The major averages enter the final hour mixed on little economic data today though the earnings reporting season is off to a wobbly start.

One of the more notable long term economic trends that broke down in the modern era was the close relationship between productivity and earned income as the two went more or less hand in hand from World War 2 until about 1978 when productivity continued to rise following its long term trend as earned income stagnated. Using Federal Reserve data we find that since 1979 productivity increased some 95% yet earned income only went up 4% both figures on a real or inflation adjusted basis. Also of note manufacturing productivity stalled in late 2011 about the same time corporate earnings growth did.

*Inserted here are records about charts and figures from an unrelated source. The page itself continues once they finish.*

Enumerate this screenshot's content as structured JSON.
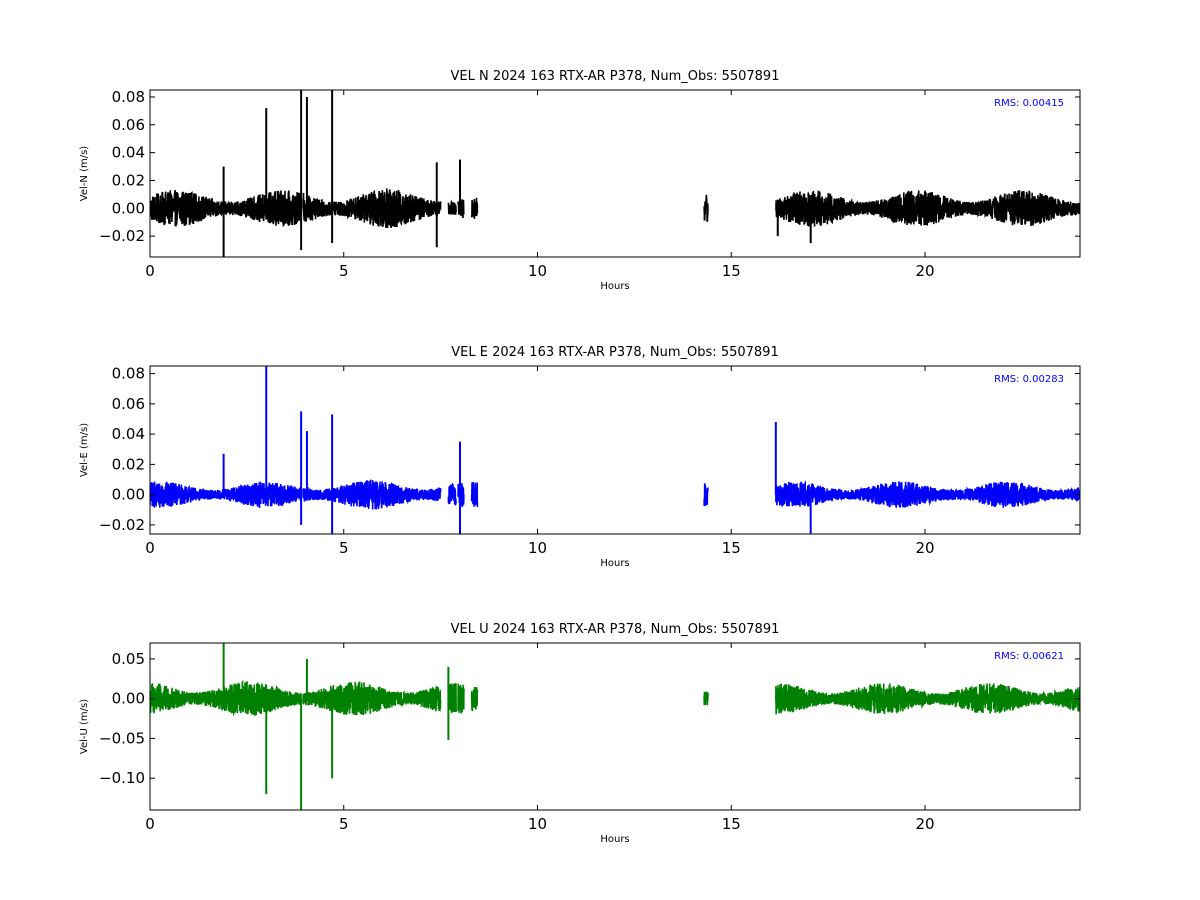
{
  "chart_data": [
    {
      "type": "line",
      "title": "VEL N 2024 163 RTX-AR  P378, Num_Obs: 5507891",
      "xlabel": "Hours",
      "ylabel": "Vel-N (m/s)",
      "xlim": [
        0,
        24
      ],
      "ylim": [
        -0.035,
        0.085
      ],
      "xticks": [
        0,
        5,
        10,
        15,
        20
      ],
      "xtick_labels": [
        "0",
        "5",
        "10",
        "15",
        "20"
      ],
      "yticks": [
        -0.02,
        0.0,
        0.02,
        0.04,
        0.06,
        0.08
      ],
      "ytick_labels": [
        "−0.02",
        "0.00",
        "0.02",
        "0.04",
        "0.06",
        "0.08"
      ],
      "color": "#000000",
      "rms_label": "RMS:  0.00415",
      "grid": false,
      "segments": [
        {
          "start": 0.0,
          "end": 3.9,
          "amp": 0.012
        },
        {
          "start": 3.95,
          "end": 7.5,
          "amp": 0.013
        },
        {
          "start": 7.7,
          "end": 7.9,
          "amp": 0.011
        },
        {
          "start": 7.95,
          "end": 8.1,
          "amp": 0.011
        },
        {
          "start": 8.3,
          "end": 8.45,
          "amp": 0.009
        },
        {
          "start": 14.3,
          "end": 14.4,
          "amp": 0.009
        },
        {
          "start": 16.15,
          "end": 24.0,
          "amp": 0.012
        }
      ],
      "spikes": [
        {
          "x": 1.9,
          "y": 0.03
        },
        {
          "x": 1.9,
          "y": -0.035
        },
        {
          "x": 3.0,
          "y": 0.072
        },
        {
          "x": 3.9,
          "y": 0.085
        },
        {
          "x": 3.9,
          "y": -0.03
        },
        {
          "x": 4.05,
          "y": 0.08
        },
        {
          "x": 4.7,
          "y": 0.085
        },
        {
          "x": 4.7,
          "y": -0.025
        },
        {
          "x": 7.4,
          "y": 0.033
        },
        {
          "x": 7.4,
          "y": -0.028
        },
        {
          "x": 8.0,
          "y": 0.035
        },
        {
          "x": 17.05,
          "y": -0.025
        },
        {
          "x": 16.2,
          "y": -0.02
        }
      ]
    },
    {
      "type": "line",
      "title": "VEL E 2024 163 RTX-AR  P378, Num_Obs: 5507891",
      "xlabel": "Hours",
      "ylabel": "Vel-E (m/s)",
      "xlim": [
        0,
        24
      ],
      "ylim": [
        -0.026,
        0.085
      ],
      "xticks": [
        0,
        5,
        10,
        15,
        20
      ],
      "xtick_labels": [
        "0",
        "5",
        "10",
        "15",
        "20"
      ],
      "yticks": [
        -0.02,
        0.0,
        0.02,
        0.04,
        0.06,
        0.08
      ],
      "ytick_labels": [
        "−0.02",
        "0.00",
        "0.02",
        "0.04",
        "0.06",
        "0.08"
      ],
      "color": "#0000ff",
      "rms_label": "RMS:  0.00283",
      "grid": false,
      "segments": [
        {
          "start": 0.0,
          "end": 3.9,
          "amp": 0.008
        },
        {
          "start": 3.95,
          "end": 7.5,
          "amp": 0.009
        },
        {
          "start": 7.7,
          "end": 7.9,
          "amp": 0.009
        },
        {
          "start": 7.95,
          "end": 8.1,
          "amp": 0.009
        },
        {
          "start": 8.3,
          "end": 8.45,
          "amp": 0.008
        },
        {
          "start": 14.3,
          "end": 14.4,
          "amp": 0.008
        },
        {
          "start": 16.15,
          "end": 24.0,
          "amp": 0.008
        }
      ],
      "spikes": [
        {
          "x": 1.9,
          "y": 0.027
        },
        {
          "x": 3.0,
          "y": 0.085
        },
        {
          "x": 3.9,
          "y": 0.055
        },
        {
          "x": 3.9,
          "y": -0.02
        },
        {
          "x": 4.05,
          "y": 0.042
        },
        {
          "x": 4.7,
          "y": 0.053
        },
        {
          "x": 4.7,
          "y": -0.026
        },
        {
          "x": 8.0,
          "y": 0.035
        },
        {
          "x": 8.0,
          "y": -0.026
        },
        {
          "x": 16.15,
          "y": 0.048
        },
        {
          "x": 17.05,
          "y": -0.026
        }
      ]
    },
    {
      "type": "line",
      "title": "VEL U 2024 163 RTX-AR  P378, Num_Obs: 5507891",
      "xlabel": "Hours",
      "ylabel": "Vel-U (m/s)",
      "xlim": [
        0,
        24
      ],
      "ylim": [
        -0.14,
        0.07
      ],
      "xticks": [
        0,
        5,
        10,
        15,
        20
      ],
      "xtick_labels": [
        "0",
        "5",
        "10",
        "15",
        "20"
      ],
      "yticks": [
        -0.1,
        -0.05,
        0.0,
        0.05
      ],
      "ytick_labels": [
        "−0.10",
        "−0.05",
        "0.00",
        "0.05"
      ],
      "color": "#008000",
      "rms_label": "RMS:  0.00621",
      "grid": false,
      "segments": [
        {
          "start": 0.0,
          "end": 3.9,
          "amp": 0.02
        },
        {
          "start": 3.95,
          "end": 7.5,
          "amp": 0.02
        },
        {
          "start": 7.7,
          "end": 7.9,
          "amp": 0.018
        },
        {
          "start": 7.95,
          "end": 8.1,
          "amp": 0.018
        },
        {
          "start": 8.3,
          "end": 8.45,
          "amp": 0.016
        },
        {
          "start": 14.3,
          "end": 14.4,
          "amp": 0.015
        },
        {
          "start": 16.15,
          "end": 24.0,
          "amp": 0.018
        }
      ],
      "spikes": [
        {
          "x": 1.9,
          "y": 0.07
        },
        {
          "x": 3.0,
          "y": -0.12
        },
        {
          "x": 3.9,
          "y": -0.14
        },
        {
          "x": 4.05,
          "y": 0.05
        },
        {
          "x": 4.7,
          "y": -0.1
        },
        {
          "x": 7.7,
          "y": -0.052
        },
        {
          "x": 7.7,
          "y": 0.04
        }
      ]
    }
  ]
}
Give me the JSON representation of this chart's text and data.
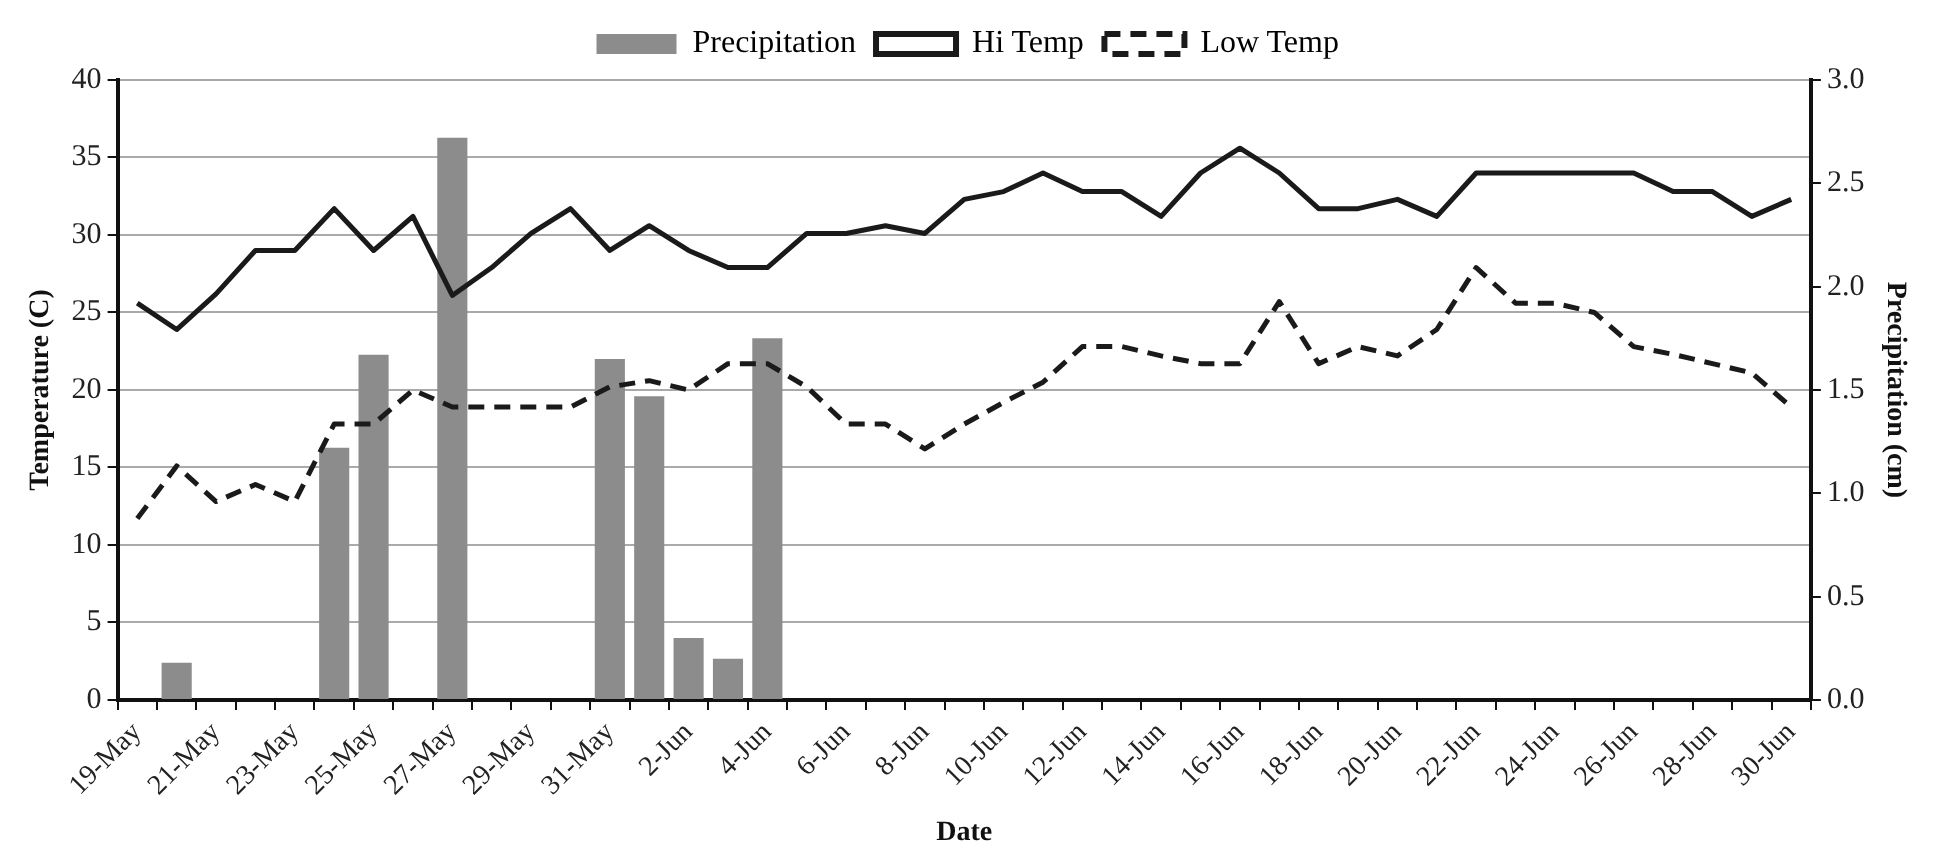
{
  "chart_data": {
    "type": "line",
    "xlabel": "Date",
    "ylabel": "Temperature (C)",
    "y2label": "Precipitation (cm)",
    "categories": [
      "19-May",
      null,
      "21-May",
      null,
      "23-May",
      null,
      "25-May",
      null,
      "27-May",
      null,
      "29-May",
      null,
      "31-May",
      null,
      "2-Jun",
      null,
      "4-Jun",
      null,
      "6-Jun",
      null,
      "8-Jun",
      null,
      "10-Jun",
      null,
      "12-Jun",
      null,
      "14-Jun",
      null,
      "16-Jun",
      null,
      "18-Jun",
      null,
      "20-Jun",
      null,
      "22-Jun",
      null,
      "24-Jun",
      null,
      "26-Jun",
      null,
      "28-Jun",
      null,
      "30-Jun"
    ],
    "series": [
      {
        "name": "Precipitation",
        "type": "bar",
        "axis": "y2",
        "color": "#8c8c8c",
        "values": [
          0,
          0.18,
          0,
          0,
          0,
          1.22,
          1.67,
          0,
          2.72,
          0,
          0,
          0,
          1.65,
          1.47,
          0.3,
          0.2,
          1.75,
          0,
          0,
          0,
          0,
          0,
          0,
          0,
          0,
          0,
          0,
          0,
          0,
          0,
          0,
          0,
          0,
          0,
          0,
          0,
          0,
          0,
          0,
          0,
          0,
          0,
          0
        ]
      },
      {
        "name": "Hi Temp",
        "color": "#1a1a1a",
        "line_style": "solid",
        "values": [
          25.6,
          23.9,
          26.2,
          29,
          29,
          31.7,
          29,
          31.2,
          26.1,
          27.9,
          30.1,
          31.7,
          29,
          30.6,
          29,
          27.9,
          27.9,
          30.1,
          30.1,
          30.6,
          30.1,
          32.3,
          32.8,
          34,
          32.8,
          32.8,
          31.2,
          34,
          35.6,
          34,
          31.7,
          31.7,
          32.3,
          31.2,
          34,
          34,
          34,
          34,
          34,
          32.8,
          32.8,
          31.2,
          32.3
        ]
      },
      {
        "name": "Low Temp",
        "color": "#1a1a1a",
        "line_style": "dashed",
        "values": [
          11.7,
          15.1,
          12.8,
          13.9,
          12.8,
          17.8,
          17.8,
          20,
          18.9,
          18.9,
          18.9,
          18.9,
          20.2,
          20.6,
          20,
          21.7,
          21.7,
          20.2,
          17.8,
          17.8,
          16.2,
          17.8,
          19.2,
          20.5,
          22.8,
          22.8,
          22.2,
          21.7,
          21.7,
          25.7,
          21.7,
          22.8,
          22.2,
          23.9,
          27.9,
          25.6,
          25.6,
          25,
          22.8,
          22.3,
          21.7,
          21.1,
          18.9
        ]
      }
    ],
    "ylim": [
      0,
      40
    ],
    "yticks": [
      0,
      5,
      10,
      15,
      20,
      25,
      30,
      35,
      40
    ],
    "y2lim": [
      0,
      3
    ],
    "y2ticks": [
      {
        "value": 0,
        "label": "0.0"
      },
      {
        "value": 0.5,
        "label": "0.5"
      },
      {
        "value": 1,
        "label": "1.0"
      },
      {
        "value": 1.5,
        "label": "1.5"
      },
      {
        "value": 2,
        "label": "2.0"
      },
      {
        "value": 2.5,
        "label": "2.5"
      },
      {
        "value": 3,
        "label": "3.0"
      }
    ],
    "grid": "y",
    "legend": "top",
    "marker": "none"
  }
}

The Federal Reserve has blamed ageing baby boomers and the recent financial crisis for these trends yet declining productivity predates both substantially dating to the late 70’s. Also of note 1981 was the peak year for interest rates and using Federal Reserve data again we see that the late 70’s also marked the beginning of sharply rising private sector debt and the start of modern financialization. An era that has seen the creation of 3 consecutive credit booms the first two ended with spectacular busts the Dot-Com crisis in 2000 and the recent financial crisis in 2008, the current credit boom is an accident waiting to happen. A strong argument can be made that we maintained our standard of living over the last 35 years or so using debt. Debt that has now reached unsustainable proportions and crowded out productive investment in the process. The sharp declines in the labor force participation rate now at a 50-year low has seen 90 million Americans leave the workforce. Add it all together and it’s no wonder that emergency level interest rates are required to keep the economy and the indebted on life support as the lack of earned income, stagnant productivity and debt service costs have led to record wealth and income inequality, overcapacity and anemic economic growth.